Stimulation of ASM cells with Gq-coupled GPCR agonists results in the production of inositol 1,4,5 triphosphate (IP3) which in turn binds to its receptors on sarcoplasmic reticulum (SR). cADPR produced by the catalytic action of ADP-ribosyl cyclase (part of membrane bound protein CD38) acts as a calcium releasing second messenger presumably via ryanodine receptors (RyR) on the SR membrane.
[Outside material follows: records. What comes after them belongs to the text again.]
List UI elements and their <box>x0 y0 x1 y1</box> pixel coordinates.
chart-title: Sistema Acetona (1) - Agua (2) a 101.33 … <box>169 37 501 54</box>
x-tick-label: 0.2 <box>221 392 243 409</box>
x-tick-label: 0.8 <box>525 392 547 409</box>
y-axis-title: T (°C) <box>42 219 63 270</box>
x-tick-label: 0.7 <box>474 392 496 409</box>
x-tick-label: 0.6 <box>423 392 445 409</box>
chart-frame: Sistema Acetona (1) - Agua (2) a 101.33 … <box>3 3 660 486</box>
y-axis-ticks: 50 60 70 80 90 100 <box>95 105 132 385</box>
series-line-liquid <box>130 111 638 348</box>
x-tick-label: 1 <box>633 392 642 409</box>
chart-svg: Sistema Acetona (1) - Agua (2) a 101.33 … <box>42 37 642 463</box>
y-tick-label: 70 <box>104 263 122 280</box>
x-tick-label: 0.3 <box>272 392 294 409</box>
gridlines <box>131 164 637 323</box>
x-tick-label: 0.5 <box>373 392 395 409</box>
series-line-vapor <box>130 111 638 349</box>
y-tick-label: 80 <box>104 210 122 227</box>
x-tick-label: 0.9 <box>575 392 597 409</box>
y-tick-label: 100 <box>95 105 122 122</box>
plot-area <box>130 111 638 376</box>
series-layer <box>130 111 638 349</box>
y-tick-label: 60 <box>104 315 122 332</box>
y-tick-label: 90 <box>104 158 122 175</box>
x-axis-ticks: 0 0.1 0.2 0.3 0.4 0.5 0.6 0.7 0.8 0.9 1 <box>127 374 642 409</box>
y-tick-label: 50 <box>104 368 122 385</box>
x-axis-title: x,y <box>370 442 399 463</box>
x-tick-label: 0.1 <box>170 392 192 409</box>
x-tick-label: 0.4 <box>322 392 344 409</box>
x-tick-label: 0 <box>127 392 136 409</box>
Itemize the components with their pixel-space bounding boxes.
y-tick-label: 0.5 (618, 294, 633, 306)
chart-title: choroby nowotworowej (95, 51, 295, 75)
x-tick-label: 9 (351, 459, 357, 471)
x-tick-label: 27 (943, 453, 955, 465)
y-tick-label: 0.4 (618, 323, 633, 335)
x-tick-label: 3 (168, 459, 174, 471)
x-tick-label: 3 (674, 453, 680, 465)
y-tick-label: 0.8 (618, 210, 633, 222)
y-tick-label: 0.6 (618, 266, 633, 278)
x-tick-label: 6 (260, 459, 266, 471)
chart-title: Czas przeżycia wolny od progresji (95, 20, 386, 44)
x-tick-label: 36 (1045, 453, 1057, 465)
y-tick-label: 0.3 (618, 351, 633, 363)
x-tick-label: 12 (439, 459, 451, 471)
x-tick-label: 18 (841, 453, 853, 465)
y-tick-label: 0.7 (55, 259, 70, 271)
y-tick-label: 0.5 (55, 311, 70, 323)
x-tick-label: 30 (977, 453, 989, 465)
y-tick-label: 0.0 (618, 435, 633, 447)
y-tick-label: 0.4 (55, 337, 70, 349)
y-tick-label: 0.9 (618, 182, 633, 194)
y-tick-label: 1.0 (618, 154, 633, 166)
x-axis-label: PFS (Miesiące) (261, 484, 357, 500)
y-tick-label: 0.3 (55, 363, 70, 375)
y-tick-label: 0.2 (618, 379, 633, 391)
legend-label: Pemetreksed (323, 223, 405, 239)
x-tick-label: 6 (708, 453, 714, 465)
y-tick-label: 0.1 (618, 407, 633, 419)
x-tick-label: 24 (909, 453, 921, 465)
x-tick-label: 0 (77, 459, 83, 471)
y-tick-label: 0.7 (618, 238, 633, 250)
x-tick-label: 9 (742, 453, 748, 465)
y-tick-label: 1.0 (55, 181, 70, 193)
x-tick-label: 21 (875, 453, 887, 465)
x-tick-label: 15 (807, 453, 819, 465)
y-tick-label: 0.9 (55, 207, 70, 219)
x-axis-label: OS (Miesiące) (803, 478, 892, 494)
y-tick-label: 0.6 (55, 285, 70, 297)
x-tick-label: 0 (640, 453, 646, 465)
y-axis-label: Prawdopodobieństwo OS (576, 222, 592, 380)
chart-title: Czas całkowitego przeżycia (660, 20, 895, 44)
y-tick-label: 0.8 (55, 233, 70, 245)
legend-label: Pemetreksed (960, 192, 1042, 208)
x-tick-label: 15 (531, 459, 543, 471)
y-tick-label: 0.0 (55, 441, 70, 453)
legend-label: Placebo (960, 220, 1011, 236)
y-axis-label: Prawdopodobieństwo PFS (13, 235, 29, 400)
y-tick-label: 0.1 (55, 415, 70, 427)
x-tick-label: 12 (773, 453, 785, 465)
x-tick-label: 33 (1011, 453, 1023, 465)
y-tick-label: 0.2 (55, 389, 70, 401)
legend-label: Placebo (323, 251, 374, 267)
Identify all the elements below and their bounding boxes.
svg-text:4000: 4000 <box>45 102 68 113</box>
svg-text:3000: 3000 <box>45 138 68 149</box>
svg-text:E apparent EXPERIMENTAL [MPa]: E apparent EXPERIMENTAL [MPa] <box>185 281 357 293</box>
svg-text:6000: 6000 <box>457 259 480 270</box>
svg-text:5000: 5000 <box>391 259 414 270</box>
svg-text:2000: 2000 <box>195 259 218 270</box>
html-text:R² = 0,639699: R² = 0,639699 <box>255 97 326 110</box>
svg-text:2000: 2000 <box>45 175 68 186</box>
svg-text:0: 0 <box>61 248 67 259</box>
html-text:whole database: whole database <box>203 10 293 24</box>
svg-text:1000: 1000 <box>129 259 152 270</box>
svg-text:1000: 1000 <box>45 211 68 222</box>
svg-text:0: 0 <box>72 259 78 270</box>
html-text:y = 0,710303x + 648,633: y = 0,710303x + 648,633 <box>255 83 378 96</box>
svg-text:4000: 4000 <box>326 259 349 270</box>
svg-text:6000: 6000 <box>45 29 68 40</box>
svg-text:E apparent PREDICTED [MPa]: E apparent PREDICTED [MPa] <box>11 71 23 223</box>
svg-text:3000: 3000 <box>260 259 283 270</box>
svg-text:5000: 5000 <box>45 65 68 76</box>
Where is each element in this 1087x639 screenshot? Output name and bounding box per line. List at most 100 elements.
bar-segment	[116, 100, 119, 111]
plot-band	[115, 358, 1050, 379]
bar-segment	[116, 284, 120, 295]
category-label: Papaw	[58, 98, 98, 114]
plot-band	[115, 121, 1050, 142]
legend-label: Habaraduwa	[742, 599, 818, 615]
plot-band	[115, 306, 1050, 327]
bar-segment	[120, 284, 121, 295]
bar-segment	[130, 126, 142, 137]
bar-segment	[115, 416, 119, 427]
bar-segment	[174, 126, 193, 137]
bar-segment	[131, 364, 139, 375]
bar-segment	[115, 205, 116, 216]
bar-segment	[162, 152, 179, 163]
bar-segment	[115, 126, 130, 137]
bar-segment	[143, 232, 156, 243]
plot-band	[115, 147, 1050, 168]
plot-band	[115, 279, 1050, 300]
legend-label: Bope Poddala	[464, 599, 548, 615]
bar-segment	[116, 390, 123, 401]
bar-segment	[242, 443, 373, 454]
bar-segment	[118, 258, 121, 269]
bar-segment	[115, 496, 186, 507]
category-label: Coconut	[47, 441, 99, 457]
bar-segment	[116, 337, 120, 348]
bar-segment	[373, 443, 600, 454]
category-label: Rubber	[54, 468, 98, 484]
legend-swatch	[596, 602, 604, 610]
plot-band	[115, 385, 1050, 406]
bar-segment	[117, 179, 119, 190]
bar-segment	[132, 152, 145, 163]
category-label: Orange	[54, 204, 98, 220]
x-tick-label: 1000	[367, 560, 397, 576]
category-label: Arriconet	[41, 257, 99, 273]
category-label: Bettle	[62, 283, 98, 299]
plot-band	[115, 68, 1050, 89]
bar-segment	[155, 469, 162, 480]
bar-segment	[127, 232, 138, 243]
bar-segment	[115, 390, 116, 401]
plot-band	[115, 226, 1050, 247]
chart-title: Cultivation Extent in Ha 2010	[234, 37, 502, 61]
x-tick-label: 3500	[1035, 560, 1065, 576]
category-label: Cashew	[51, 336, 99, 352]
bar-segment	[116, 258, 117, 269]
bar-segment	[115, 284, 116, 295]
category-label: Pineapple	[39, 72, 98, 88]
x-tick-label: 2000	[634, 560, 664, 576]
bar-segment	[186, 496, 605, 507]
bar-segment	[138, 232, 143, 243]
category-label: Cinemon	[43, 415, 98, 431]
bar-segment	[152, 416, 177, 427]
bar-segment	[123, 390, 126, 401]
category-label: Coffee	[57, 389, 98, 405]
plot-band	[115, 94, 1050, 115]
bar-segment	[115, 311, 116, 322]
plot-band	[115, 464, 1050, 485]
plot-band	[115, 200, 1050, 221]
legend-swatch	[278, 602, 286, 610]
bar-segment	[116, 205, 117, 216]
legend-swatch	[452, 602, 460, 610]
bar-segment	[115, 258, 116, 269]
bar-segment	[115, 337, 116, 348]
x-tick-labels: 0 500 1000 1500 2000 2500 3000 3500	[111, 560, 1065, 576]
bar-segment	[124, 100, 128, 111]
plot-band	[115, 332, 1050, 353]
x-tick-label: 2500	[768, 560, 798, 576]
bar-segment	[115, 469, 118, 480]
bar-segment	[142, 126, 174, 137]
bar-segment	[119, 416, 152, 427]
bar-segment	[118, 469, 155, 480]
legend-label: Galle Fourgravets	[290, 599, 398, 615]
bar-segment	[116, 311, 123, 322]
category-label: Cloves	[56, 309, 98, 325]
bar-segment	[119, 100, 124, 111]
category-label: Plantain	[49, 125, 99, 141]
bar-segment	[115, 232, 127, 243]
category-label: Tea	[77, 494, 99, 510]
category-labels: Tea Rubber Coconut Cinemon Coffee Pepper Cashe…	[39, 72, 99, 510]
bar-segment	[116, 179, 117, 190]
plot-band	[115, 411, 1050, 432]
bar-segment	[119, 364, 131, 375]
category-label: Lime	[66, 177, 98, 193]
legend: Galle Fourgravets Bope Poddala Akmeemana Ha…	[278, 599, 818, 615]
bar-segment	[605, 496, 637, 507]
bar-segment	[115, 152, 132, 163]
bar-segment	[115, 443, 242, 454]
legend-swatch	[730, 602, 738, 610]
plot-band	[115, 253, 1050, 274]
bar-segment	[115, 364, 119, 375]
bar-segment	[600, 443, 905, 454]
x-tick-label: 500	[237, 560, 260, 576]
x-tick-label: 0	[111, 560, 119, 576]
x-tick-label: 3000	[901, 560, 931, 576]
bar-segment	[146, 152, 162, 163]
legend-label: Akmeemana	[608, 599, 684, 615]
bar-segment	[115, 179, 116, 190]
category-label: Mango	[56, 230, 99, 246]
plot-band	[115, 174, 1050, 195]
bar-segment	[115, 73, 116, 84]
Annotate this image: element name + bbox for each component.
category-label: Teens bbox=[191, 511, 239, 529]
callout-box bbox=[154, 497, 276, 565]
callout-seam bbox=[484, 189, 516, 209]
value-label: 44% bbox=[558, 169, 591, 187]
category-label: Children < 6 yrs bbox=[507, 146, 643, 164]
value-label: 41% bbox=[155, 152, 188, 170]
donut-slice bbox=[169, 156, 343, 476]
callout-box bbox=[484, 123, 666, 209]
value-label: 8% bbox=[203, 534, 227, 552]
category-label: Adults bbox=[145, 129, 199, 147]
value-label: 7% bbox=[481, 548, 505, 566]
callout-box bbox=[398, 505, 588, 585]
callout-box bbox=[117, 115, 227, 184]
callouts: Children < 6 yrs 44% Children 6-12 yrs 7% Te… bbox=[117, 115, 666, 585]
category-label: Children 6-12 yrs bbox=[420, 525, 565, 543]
Extracellularly produced cADPR is believed to enter cell via membrane channel formed by connexin-43. Accessory proteins such as FKBP12.6 and calmodulin (CaM) are known to be involved in the cADPR-mediated calcium release. Recent studies have shown that cADPR sensitizes store-operated calcium entry via TRP channels on the plasma membrane to open and ADPR actually gates the channels. cADPR-mediated calcium release is involved in the regulation of global as well as local/compartmentalized (e.g. oscillations) calcium homeostasis in ASM cells. In vivo studies using CD38 null mice have confirmed the functional role of CD38/cADPR-mediated calcium release in the regulation of bronchomotor tone. Calcium sensitization via RhoA/ROCK contributes to ASM contraction. However, the role of cADPR in mediating calcium sensitization mechanism is not established (dotted lines). CD38 converts NADP into NAADP which is known to release calcium from intracellular stores such as lysosomes (shown on the right side of the figure).